The collisions on Dysnomia were so close that they were precisely detailed and it understood that maybe for the first time it was observing the third dimension.
The third segment of the comet, it calculated, would come later on and would pass Dysnomia. But the equations in two dimensions told Eris that the comet would become infinitely large, or said otherwise that it would approach a mathematical singularity.
Eris did not solve the issue in time.
When the comet hit Eris square, it wiped out a patch of land and all the bacteria with it.

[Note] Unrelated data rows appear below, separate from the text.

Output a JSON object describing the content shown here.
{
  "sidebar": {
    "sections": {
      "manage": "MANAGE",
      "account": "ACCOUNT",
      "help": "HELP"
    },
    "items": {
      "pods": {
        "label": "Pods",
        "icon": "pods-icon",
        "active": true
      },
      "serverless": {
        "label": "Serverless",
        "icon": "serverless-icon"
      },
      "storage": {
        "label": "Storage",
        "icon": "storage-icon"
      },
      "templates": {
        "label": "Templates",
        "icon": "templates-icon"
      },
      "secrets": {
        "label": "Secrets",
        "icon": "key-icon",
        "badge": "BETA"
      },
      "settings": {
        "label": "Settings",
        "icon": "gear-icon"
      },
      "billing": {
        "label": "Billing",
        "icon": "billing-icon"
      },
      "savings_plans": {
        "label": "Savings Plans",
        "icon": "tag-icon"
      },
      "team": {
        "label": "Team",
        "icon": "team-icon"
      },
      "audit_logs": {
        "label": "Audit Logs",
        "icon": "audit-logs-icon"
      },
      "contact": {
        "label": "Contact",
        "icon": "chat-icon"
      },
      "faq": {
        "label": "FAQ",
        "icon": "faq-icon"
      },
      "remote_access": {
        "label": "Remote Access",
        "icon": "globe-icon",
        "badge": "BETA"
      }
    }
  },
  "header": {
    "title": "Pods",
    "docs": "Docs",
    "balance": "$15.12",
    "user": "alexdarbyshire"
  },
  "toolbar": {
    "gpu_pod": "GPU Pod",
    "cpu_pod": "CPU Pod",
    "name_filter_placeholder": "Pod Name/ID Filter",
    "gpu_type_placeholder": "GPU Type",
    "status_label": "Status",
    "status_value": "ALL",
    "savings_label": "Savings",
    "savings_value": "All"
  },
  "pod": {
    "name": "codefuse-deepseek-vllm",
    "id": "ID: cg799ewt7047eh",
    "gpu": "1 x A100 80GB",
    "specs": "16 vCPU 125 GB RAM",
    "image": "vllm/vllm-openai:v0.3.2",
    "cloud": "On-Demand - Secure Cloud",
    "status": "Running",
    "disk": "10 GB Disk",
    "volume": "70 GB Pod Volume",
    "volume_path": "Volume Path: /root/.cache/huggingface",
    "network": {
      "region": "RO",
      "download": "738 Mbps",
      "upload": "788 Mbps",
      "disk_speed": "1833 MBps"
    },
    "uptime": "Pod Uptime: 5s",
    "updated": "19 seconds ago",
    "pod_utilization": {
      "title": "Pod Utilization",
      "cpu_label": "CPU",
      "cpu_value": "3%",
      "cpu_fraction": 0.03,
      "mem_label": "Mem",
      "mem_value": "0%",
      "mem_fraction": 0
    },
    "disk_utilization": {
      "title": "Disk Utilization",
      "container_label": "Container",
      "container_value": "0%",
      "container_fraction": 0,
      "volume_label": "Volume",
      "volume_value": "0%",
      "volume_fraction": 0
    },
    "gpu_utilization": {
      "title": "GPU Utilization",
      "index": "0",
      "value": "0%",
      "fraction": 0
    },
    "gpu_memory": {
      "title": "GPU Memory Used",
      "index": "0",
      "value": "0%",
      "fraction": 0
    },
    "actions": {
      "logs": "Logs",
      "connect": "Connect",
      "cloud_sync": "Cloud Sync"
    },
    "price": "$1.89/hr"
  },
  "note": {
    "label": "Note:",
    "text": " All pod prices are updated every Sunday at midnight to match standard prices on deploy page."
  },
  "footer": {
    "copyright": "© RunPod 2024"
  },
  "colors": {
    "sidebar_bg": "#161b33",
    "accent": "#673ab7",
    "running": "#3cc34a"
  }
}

Eris featured a blind spot.
But with that event Eris realised it had been hit.
An object had come for the very first time into the very centre of its universe. And that act meant a part of its vision had been lost. Eris realised its viewing ability was localised in space. And then it made the conceptual jump that the universe was not formed of two but three dimensions. Indeed a 2 dimension universe could not explain the presence of something at its core.
The second conceptual jump was the realisation that the "something" in the core was itself: the viewer, the thinker.
That sensibility, or feeling, was usually called by the scholars self-awareness or more commonly conscience.